Sequences were assembled with the ContigExpress program (Informax Inc. 2000, North Bethesda, MD), aligned with ClustalX 1.81, and then manually improved with BioEdit version 7.0.1. To prevent possible sequencing errors, single mutations in the nuclear gene data sets likely generated by the cloning sequencing method were excluded from the analyses.
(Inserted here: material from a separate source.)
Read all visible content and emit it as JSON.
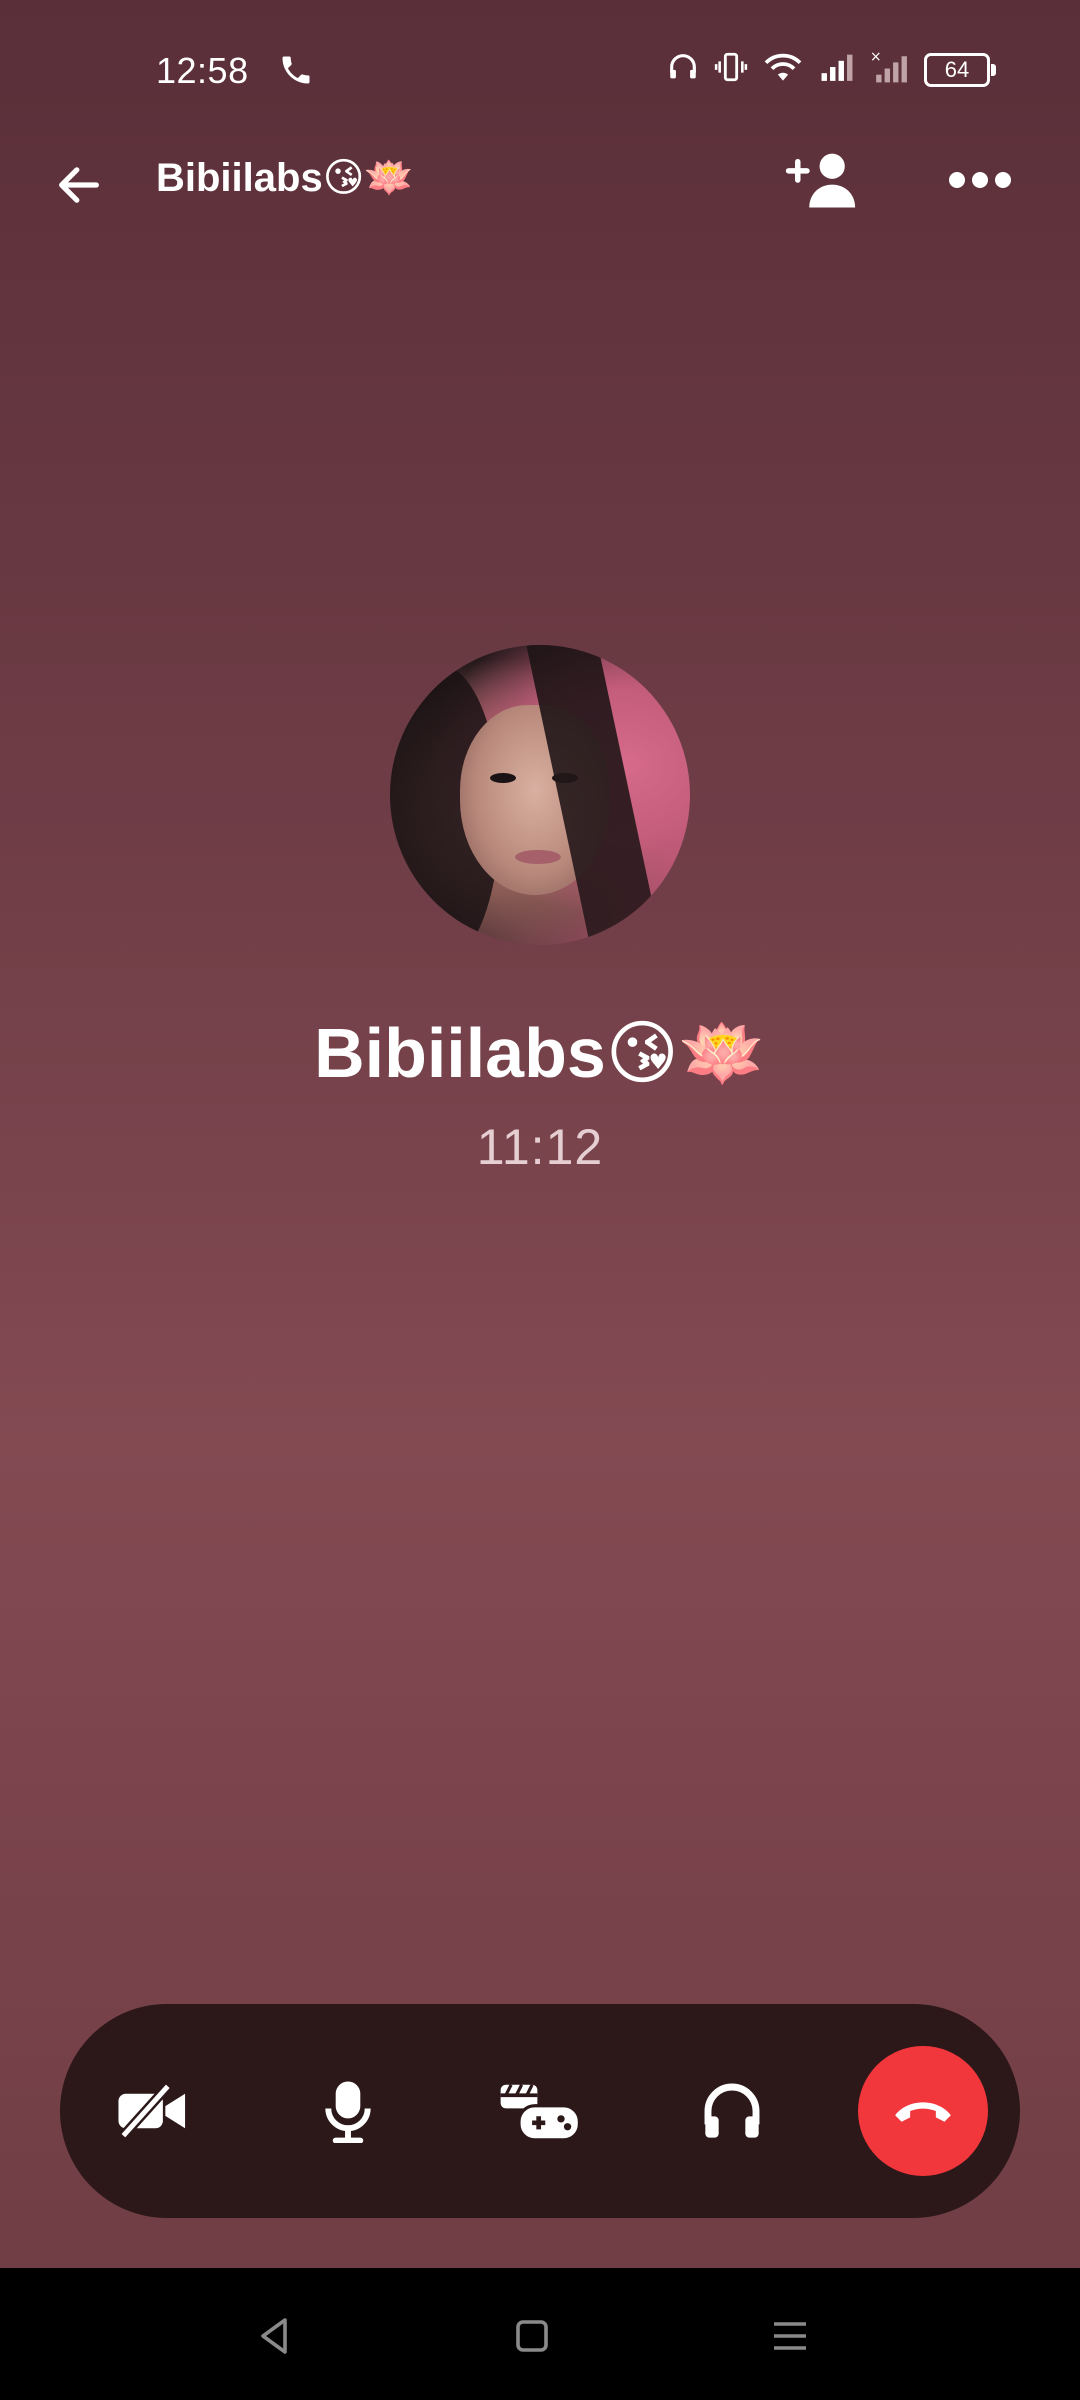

Furthermore, unique sequences in the nuclear gene data matrix, which do not fall into any majority-rule consensus sequence group [19,34] or show inconstant branch positions in trees based on different subsets of data, i.e., with partial characters or randomly selected sequences, during the initial analyses were eliminated to avoid influence of PCR-mediated recombination [19,35,36]. The final numbers of individuals/clones analyzed at each locus for each population are listed in Table 1. All the sequences analyzed were submitted to the NCBI GenBank under accession numbers HQ601971-HQ602593 (the nuclear ncpGS and SBP genes) and HQ450864-HQ451071 (the plastid loci).
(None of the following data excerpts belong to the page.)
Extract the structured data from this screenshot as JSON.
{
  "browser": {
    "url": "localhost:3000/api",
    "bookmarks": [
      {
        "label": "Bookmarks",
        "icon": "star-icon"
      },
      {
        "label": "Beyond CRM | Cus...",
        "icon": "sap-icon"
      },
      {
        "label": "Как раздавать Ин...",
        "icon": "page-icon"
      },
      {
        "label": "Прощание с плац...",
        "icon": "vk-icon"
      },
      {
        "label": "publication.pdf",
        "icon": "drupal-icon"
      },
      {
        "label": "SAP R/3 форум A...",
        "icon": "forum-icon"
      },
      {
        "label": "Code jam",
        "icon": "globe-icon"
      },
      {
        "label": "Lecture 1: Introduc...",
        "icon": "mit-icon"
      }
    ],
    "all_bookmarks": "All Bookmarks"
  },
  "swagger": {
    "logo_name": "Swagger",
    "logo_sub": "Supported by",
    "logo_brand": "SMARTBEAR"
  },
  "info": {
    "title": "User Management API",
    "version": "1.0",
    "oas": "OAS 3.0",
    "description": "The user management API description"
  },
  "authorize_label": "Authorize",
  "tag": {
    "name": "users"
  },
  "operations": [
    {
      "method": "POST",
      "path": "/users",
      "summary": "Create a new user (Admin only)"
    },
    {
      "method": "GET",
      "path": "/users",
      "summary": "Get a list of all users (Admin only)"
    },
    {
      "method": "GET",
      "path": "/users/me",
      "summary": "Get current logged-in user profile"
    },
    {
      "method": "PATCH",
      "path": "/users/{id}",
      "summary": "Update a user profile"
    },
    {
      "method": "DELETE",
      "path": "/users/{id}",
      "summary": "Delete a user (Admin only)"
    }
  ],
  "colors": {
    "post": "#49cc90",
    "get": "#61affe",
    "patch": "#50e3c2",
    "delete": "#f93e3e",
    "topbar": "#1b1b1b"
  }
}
The allelic data sets of the two nuclear genes, ncpGS and SBP, were analyzed separately, whereas sequences of three cpDNA fragments were combined as one locus.

Gaps in the nuclear data sets were treated as missing data, whereas each indel position (no matter how many nucleotide sites it contained) of the plastid data set was coded as a binary character (0/1 = A/C) using the program GapCoder [37].

As A. millefolium agg. consists of species with short evolutionary history [10,11], Neighbor Joining (NJ), Maximum Parsimony (MP) and Median-Joining network were applied to the present data. For the nuclear sequences, Neighbour Joining and Parsimony analyses were performed with MEGA 5.05 and PAUP* 4.0b10a, respectively. All nucleotide substitutions were equally weighted. Gaps were treated as missing data. We first analyzed data of the diploid species to show diversification of the gene lineages, and then of all the taxa to investigate relationships among the polyploids and diploids within A. millefolium agg. The NJ analysis was conducted with Kimura's 2-parameter distances [38] and bootstrapped with 1000 replicates. For the MP method, heuristic searches were performed using 1000 random taxon addition replicates with ACCTRAN optimization and TBR branch swapping. Up to 10 trees with scores larger than 10 were saved per replicate. The stability of internal nodes of the MP tree was assessed by bootstrapping with 1000 replicates (MulTrees option in effect, TBR branch swapping and simple sequence addition).

Median-Joining network analysis implemented in Network ver. 4.5.1.6 available at http://www.fluxus-engineering.com/sharenet.htm webcite[39] was applied to the cpDNA data set. All variable sites were equally weighted and the homoplasy level parameter (ε) was set to zero given that variation rates of the closely related species is low, especially in their plastid DNA.

To understand the population demography at the time of speciation of the diploid species of A. millefolium agg., we applied a probabilistic model, the Isolation with Migration Model for multiple populations implemented in IMa2 [27], to three widespread and closely related species A. asplenifolia-2x and A. setacea-2x and A. asiatica-2x. These species are here regarded as three diverged populations which share nuclear sequence variation. Shared alleles could reflect ancestral polymorphism or gene flow after separation of the populations or species. Assuming neutrality, retention of ancestral polymorphisms is likely if speciation is fast relative to drift, which is inverse in intensity to the effective population size. As a rule of thumb, species are well separated with little ancestral polymorphism and thus almost complete lineage sorting, if the time of separation is at least as long as four times the effective population size [40]. Secondary genetic exchange between the diverging species can also lead to shared alleles observed [41]. The multipopulation model IMa2 allows both ancestral polymorphism and gene flow subsequent to divergence. It assumes a known history of the sampled populations, which can be represented by a rooted bifurcating tree. In earlier analysis using AFLP data [10], we inferred the rooted species tree as: ((A. asiatica, A. asplenifolia), A. setacea). We note that Ima2 provides posterior distributions of parameters, such that the confidence in the inference of each parameter can be obtained from observing the spread of the posterior distribution. The IM model also assumes neutral genetic variation, freely recombining unlinked loci and no intragenic recombination or gene conversion [42]. Sequences of the two nuclear loci, the ncpGS and the SBP genes, and of three plastid fragments were used for this analysis. The polymorphic sites of the sequenced nuclear and plastid loci are mostly of introns or intergenic spacers and thus should fit the neutral variation model. Using the four-gamete criterion [43], we do not find intragenic recombination in the nuclear sequences among these three species. The data of the three plastid fragments were combined because the chloroplast genes are generally linked and no evidence of recombination between the three regions is found.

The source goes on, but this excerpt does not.